A direct contact to the vestiges of what once were the great pre-Hispanic cultures served the young designer to realize the one-sided perspective from which the story is structured. The gaze of the other, the powerful Western, rested upon us to determine the course of our civilizations. Hence, Hander images attempt to show, not a hidden or silenced view of the American subject itself, but the genuine and accurate dual and dialogic approach.

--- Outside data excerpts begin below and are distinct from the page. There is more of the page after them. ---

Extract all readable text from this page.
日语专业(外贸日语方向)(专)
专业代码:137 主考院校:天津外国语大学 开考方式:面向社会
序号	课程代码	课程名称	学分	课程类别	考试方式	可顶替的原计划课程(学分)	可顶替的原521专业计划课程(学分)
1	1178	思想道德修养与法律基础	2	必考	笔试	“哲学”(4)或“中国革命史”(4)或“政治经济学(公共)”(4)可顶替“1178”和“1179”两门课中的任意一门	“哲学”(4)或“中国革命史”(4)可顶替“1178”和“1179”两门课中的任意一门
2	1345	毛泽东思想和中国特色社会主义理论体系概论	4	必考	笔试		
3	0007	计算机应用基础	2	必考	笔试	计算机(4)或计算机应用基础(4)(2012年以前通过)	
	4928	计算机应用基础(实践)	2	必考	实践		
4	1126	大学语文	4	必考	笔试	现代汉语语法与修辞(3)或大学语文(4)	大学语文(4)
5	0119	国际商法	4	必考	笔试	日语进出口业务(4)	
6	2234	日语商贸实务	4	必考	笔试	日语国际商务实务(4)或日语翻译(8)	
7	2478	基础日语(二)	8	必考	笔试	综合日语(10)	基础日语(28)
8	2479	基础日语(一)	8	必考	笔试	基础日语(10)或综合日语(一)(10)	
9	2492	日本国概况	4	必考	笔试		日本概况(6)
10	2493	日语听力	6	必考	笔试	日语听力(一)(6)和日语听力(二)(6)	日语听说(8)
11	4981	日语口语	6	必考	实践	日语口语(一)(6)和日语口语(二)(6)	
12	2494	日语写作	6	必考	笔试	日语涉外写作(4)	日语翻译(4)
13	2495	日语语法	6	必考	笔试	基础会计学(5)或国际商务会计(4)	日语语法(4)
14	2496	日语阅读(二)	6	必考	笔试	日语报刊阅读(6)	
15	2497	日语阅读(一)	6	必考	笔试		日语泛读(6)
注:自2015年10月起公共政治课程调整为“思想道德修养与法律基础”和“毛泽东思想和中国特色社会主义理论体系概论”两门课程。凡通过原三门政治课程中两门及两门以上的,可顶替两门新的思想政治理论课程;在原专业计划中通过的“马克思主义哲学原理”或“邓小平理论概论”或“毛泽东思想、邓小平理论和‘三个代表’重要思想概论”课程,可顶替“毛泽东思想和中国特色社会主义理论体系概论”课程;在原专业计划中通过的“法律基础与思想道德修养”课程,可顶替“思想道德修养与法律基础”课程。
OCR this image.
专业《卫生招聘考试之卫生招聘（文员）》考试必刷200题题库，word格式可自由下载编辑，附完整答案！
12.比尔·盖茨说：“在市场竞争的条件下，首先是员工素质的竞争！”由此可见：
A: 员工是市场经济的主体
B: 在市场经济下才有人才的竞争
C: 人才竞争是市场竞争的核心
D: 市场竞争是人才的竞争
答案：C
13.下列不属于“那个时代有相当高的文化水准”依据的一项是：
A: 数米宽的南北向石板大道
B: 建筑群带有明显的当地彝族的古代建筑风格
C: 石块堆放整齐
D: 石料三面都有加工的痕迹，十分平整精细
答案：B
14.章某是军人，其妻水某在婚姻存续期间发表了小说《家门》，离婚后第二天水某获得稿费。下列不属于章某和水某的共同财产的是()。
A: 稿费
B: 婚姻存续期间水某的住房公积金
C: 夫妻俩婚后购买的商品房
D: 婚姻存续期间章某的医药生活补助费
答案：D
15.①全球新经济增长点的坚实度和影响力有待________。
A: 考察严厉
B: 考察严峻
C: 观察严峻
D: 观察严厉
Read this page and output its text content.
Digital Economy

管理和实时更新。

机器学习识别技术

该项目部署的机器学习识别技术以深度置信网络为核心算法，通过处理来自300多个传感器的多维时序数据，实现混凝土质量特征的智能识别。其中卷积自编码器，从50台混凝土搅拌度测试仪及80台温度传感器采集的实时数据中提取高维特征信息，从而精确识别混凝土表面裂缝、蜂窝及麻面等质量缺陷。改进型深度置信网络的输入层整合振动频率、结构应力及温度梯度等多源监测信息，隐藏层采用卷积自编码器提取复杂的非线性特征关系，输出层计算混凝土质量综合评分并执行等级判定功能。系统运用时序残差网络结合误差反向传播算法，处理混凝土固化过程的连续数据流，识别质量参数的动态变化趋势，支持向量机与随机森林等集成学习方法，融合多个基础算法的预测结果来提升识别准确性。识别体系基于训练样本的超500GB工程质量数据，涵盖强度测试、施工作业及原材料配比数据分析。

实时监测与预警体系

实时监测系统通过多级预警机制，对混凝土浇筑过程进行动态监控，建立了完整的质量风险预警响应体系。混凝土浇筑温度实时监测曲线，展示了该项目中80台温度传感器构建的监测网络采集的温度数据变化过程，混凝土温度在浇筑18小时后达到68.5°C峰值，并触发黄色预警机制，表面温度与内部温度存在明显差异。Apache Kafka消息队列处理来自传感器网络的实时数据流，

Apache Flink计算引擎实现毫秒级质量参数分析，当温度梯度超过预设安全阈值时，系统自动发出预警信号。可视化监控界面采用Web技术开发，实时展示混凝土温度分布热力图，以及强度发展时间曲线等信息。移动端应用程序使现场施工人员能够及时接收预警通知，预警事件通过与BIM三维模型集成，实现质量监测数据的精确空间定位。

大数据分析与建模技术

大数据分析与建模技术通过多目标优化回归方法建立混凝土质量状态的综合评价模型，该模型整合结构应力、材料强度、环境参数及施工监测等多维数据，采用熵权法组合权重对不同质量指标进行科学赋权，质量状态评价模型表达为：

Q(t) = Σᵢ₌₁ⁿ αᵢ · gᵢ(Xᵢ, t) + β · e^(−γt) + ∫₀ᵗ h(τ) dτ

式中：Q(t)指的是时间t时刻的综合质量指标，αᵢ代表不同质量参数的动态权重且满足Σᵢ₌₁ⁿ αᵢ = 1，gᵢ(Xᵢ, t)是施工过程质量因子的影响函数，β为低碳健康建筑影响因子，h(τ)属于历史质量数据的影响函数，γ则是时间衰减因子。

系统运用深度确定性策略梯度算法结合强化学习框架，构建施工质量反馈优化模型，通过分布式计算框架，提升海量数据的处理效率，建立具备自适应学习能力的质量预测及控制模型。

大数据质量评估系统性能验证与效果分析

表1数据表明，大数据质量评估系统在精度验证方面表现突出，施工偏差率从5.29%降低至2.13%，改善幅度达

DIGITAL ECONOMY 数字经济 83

Photography serves him as a basis for structuring his speech. These are snapshots taken by the artist himself, directly to monuments of Mesoamerican cultures which are then intervened with images that respond to the legitimate Western culture. Hence, on the ancient masks, votive objects and rituals, Olmec heads or other symbols of American history intertwine also astrolabes, maps and compasses from Columbian enterprise, bygone European engravings and fragments of frescoes concerning the Catholic religion as well as old patterns of the celestial vault. The end result is a complete picture that attempts entirely to stimulate reflection on the evolution of American civilizations had it been a different story, even toughening our perception of the visual expressions understood today as art but filled a separate function in the dynamics of pre-Columbian life.
Conquistando el rostro de Dios (Conquering the face of God), a title that nominates this new display of Hander Lara, establishes an overlap between two different ways of understanding the world. Is a liaison between the analytical and the rational with the sacred and spiritual that can be considered in the background of many of the great conflicts of humanity. This is a polysemous exhibition in essence, crowded with allegories and visual metaphors, so that each viewer can establish their own reflection. This has been one of the purposes of the young Cuban artist.